Differential diagnosis of aura
Some children may have a difficult-to-describe feeling (prodrome) that a seizure may occur. Epilepsy prodromes may last hours or even days and have to be distinguished from auras. Epilepsy auras are characteristically short in duration, lasting seconds to few minutes. Aura, like focal seizures, is contralateral to the hemisphere involved in seizure activity. Seizures are more frequent and shorter in duration than transient ischemic attacks (TIAs). Finally, postictal weakness can occur in one limb. The aura in migraine typically lasts 5-60 min due to spreading cortical depression (characteristic of migraine) resulting from a slow depolarization spreading with a speed of 3 mm/min. The aura takes 10-20 min to spread from the initial point to their maximal distribution. This is slower than the spread of a sensory seizure and sensory symptoms associated with TIA. Another useful distinction is that the visual aura in migraine is a scintillating scotoma or fortification spectrum whereas colored circles are seen in occipital lobe seizures. The visual aura of migraine is perceived with the eyes closed or opened because it is a positive phenomenon. Migraine and epilepsy have a greater overlap than would be expected by chance. The prevalence of each is increased in the presence of the other. Aura of syncope lasts longer than that of epilepsy. Syncope is due to gradual failure of cerebral perfusion with a reduction oxygen supply to the brain. Syncope is a symptom complex consisting of lightheadedness, giddiness, visual blurring, tinnitus, muscle weakness, and gastrointestinal symptoms. The child is pale and feels cold and "sweaty." Loss of consciousness generally is gradual allowing the child to protect itself from falling and injury. Factors precipitating a simple faint are emotional stress, prolonged standing, unpleasant visual stimuli, or pain.
Other nonepileptic paroxysmal events to be considered in the differential diagnosis
They are breath-holding attacks, tics (Tourette syndrome), parasomnias (night terrors, sleep talking, walking, "sit-ups"), nightmares, migraine, benign nocturnal myoclonus, shuddering, gastroesophageal reflux (Sandifer syndrome), infantile masturbation/gratification movements, conversion reaction/psychogenic nonepileptic seizures, temper tantrums and rage attacks, benign paroxysmal vertigo, staring spells, TIA, rage attacks, and panic attacks.
| Diagnosis|| |
Developmental milestones must be recorded. In people with cerebral palsy and mental retardation, the diagnosis of epilepsy presents unique difficulties because of lack of accurate history. Description of children's own experiences before, during and after the episode if they are articulate enough, eyewitness account of the episode, history from caregiver concerning remote injuries to the nervous system, progressive neurologic symptoms, or intercurrent illness must be elicited.

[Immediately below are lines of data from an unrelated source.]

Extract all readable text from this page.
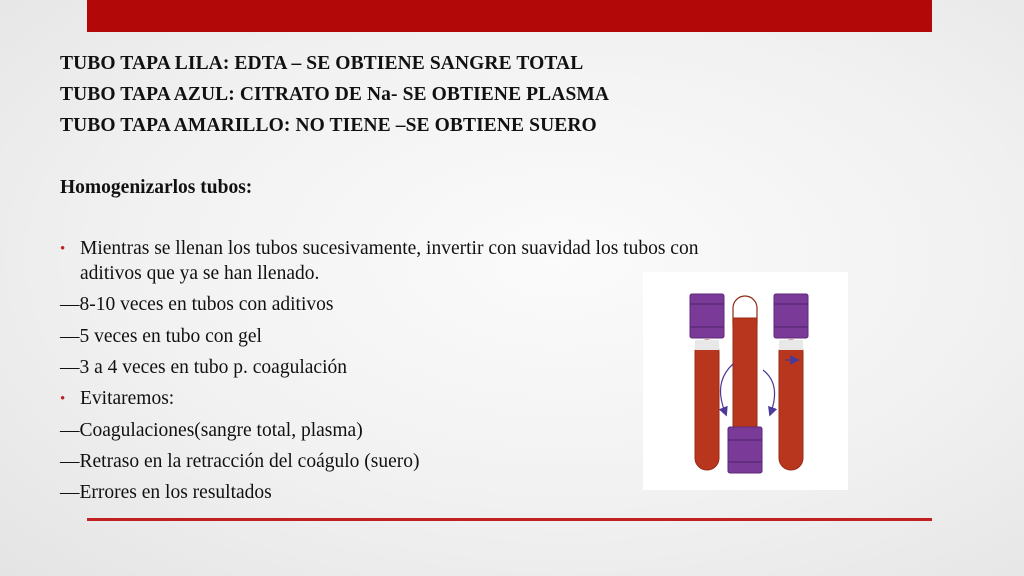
TUBO TAPA LILA: EDTA – SE OBTIENE SANGRE TOTAL
TUBO TAPA AZUL: CITRATO DE Na- SE OBTIENE PLASMA
TUBO TAPA AMARILLO: NO TIENE –SE OBTIENE SUERO
Homogenizarlos tubos:
• Mientras se llenan los tubos sucesivamente, invertir con suavidad los tubos con
aditivos que ya se han llenado.
—8-10 veces en tubos con aditivos
—5 veces en tubo con gel
—3 a 4 veces en tubo p. coagulación
• Evitaremos:
—Coagulaciones(sangre total, plasma)
—Retraso en la retracción del coágulo (suero)
—Errores en los resultados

Physical examination between seizures may show evidence of CP. Children should be examined carefully for focal or lateralizing neurologic signs. Assessment of development, mental status, and genetic disorders must be done.
Initial investigations should include complete blood count, serum glucose, electrolytes, creatinine, calcium, magnesium, and liver function tests to exclude various causes of seizures and to provide a baseline for subsequent monitoring of long-term effects of treatment. A peripheral blood smear for malarial parasite must be considered. A cerebrospinal fluid (CSF) analysis is necessary if infection is suspected. Meningeal irritation may not be obvious in infants <1 year, in the postictal period or if pretreated with antibiotics. CSF is must in all infants <6 months of age who present with fever and seizure, or if the child is ill-appearing or at any age if there are clinical signs or symptoms of meningitis. Lumbar puncture (LP) is optional in a child 6-12 months of age who has not received Haemophilus influenzae Type B and Streptococcus pneumoniae immunizations or whose immunization status is unknown or has been pretreated with antibiotics. In febrile status epilepticus without any CNS infection, a nontraumatic LP infrequently shows CSF pleocytosis (96% have <3 nucleated cells in the CSF), and the CSF protein and glucose are normal. Historical information can frequently guide the need for metabolic tests. Urine toxicology is necessary when illicit drug use is suspected. For refractory seizures, CSF analysis may provide evidence of underlying IEM such as pediatric neurotransmitter disorders (e.g., dopa-responsive dystonia), reduced serine levels (serine-deficiency disorders),  or low CSF glucose concentration (hypoglycorrhachia) which can be caused by GLUT1 deficiency.  Depending on associated symptoms, a complete metabolic workup or genetic testing, or both, may be performed to explore the possibility of deficiency or malabsorption. 
Forty percent of children with epilepsy have a normal EEG. If the child has first SFS and is neurologically otherwise normal, an EEG is unnecessary.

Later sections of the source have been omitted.